Speaking of movies, several Bollywood directors have written asking for the film rights. One says his best scriptwriter is already working on a script titled Winky aur Pinky. He tells me it’s a love story with a happy ending. Does Bollywood have any other kind?
I’m guessing there’ll be the bare minimum of dialogue, delivered by people wearing the bare minimum. There’ll be tons of blood and gore (done with paint, because the public can see through ketchup). And of course, there’ll be singing and dancing galore (but not to or of Everly Brothers numbers). All I need to do is sign the dotted line and I’ll be richer by one crore eleven lakhs. I desperately need one crore eleven lakhs, but not desperately enough to be called Pinky. What’s more, I object to the liberties they have taken with Winkie’s name.
While on the subject of love, I might as well tell you about the email from Santiago, Chile. Santiago (for that’s also the writer’s name) has offered to take Winkie’s place. His letter was written in Spanish – perhaps he thought I knew the language, having lived in LA for so long, but I only know “No hablo español.” I also know that “muchas gracias” means “thanks much,” and seeing it at the beginning and end of his email I assumed that he was writing to thank me for my definition of plot. Naturally, I wanted to read it in its entirety.
I copy-and-pasted Santiago’s letter into the online translator and it turned out to be a passionate declaration of love – passionate being the operative word. Truth be told, the letter was replete with a certain kind of content. Knowing how you detest that sort of stuff, I won’t repeat it.
Contrary to what you may be thinking, the email from Santiago in Santiago was not my favorite. It wasn’t even my second favorite. That comes from my favorite place: Wigtown, Scotland.
The writer is one Mrs.
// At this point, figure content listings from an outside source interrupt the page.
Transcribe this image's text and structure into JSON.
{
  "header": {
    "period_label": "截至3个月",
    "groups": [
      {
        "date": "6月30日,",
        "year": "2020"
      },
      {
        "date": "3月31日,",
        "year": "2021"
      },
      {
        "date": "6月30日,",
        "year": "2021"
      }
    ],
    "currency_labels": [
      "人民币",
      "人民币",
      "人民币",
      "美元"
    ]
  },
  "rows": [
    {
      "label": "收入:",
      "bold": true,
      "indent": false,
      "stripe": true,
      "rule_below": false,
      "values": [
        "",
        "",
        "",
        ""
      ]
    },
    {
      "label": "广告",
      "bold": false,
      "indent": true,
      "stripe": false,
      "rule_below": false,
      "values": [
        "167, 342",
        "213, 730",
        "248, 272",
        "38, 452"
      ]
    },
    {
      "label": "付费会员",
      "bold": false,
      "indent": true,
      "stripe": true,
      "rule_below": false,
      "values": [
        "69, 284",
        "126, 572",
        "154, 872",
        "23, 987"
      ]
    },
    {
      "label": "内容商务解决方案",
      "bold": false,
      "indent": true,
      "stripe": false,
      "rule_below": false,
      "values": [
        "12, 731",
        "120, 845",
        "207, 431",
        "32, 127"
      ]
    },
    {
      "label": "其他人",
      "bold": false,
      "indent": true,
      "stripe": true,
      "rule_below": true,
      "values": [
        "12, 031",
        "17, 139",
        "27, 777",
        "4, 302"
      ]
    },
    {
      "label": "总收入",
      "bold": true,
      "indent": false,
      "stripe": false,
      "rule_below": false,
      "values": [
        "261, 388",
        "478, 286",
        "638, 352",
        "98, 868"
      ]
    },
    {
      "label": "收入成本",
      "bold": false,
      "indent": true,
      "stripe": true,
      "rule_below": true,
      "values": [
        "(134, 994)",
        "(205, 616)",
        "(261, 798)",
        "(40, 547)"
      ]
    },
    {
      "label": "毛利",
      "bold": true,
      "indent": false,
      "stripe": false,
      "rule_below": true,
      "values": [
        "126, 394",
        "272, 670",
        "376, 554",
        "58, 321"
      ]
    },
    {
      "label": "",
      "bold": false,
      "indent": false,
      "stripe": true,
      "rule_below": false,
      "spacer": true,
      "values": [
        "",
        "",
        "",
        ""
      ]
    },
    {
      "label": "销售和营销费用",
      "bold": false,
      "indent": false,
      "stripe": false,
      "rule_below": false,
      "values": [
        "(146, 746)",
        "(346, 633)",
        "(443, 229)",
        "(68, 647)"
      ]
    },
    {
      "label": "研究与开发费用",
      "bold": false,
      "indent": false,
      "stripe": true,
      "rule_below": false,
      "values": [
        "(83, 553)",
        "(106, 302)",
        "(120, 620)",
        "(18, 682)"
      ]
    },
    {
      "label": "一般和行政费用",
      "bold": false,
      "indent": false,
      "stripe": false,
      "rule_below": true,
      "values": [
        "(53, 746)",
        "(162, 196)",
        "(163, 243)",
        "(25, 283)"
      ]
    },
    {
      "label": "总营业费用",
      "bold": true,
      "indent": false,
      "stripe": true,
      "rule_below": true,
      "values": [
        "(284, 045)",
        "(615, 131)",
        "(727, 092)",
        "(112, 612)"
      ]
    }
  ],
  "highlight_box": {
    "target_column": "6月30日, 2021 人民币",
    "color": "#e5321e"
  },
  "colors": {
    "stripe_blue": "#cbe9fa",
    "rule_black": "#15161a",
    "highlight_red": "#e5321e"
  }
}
M. C. Duff, who thanks me for being such a nice wee lassie and mentioning Robbie Burns in “The Definition of Plot.” Mrs. M. C. Duff is a new reader. She found my blog by searching for “gang aft a-gley wordpress,” and it thrilled her wee heart that I’d said Robbie Burns had put it lucidly (everyone else calls it gibberish).
Thanks to Robbie Burns, Mrs. M. C. Duff has read everything I’ve published – on my blog, that is. She hasn’t yet read my book but promises to check it out when it’s available at her library. I’d ask her to buy Pioneer Boulevard on Amazon or at one of Wigtown’s many bookstores, but I won’t. Paying for what I write will ruin her track record, and I’d never want to ruin the track record of anyone who said wee Winkie was a naughty lad to make such a nice wee lassie cry.
After reading everything I’ve published on my blog, Mrs. M. C. Duff visited the About page, through which she found the About page of my website. There she discovered that her wee town is my favorite place, so she has invited me over for a wee cuppa. She says if I will bring the tea, milk, and sugar, she’ll provide the water. Which, all things considered, is pretty generous.
My favorite email comes from a penguin reader in Antarctica, who signs off as Major Ursa Le Guin (I’m guessing that’s a penguin name). He says my post “How I Became A Writer” was “pretty warm,” which I take is the Cold Continent’s equivalent of pretty cool. Not knowing that I dislike politics, Maj. Le Guin has sent me his treatise on Antarctican politics, The Boiling Plot.
Despite my distaste for politics, The Boiling Plot was an absorbing read, but I can’t discuss it with you because the major has asked me not to discuss it with the hoi polloi. (Actually, he used a far more insulting term for you, but I don’t want to hurt your feelings.) If you want to know what’s in The Boiling Plot, you’ll just have to write your own plot story and hope that Maj. Le Guin finds it interesting enough to contact you.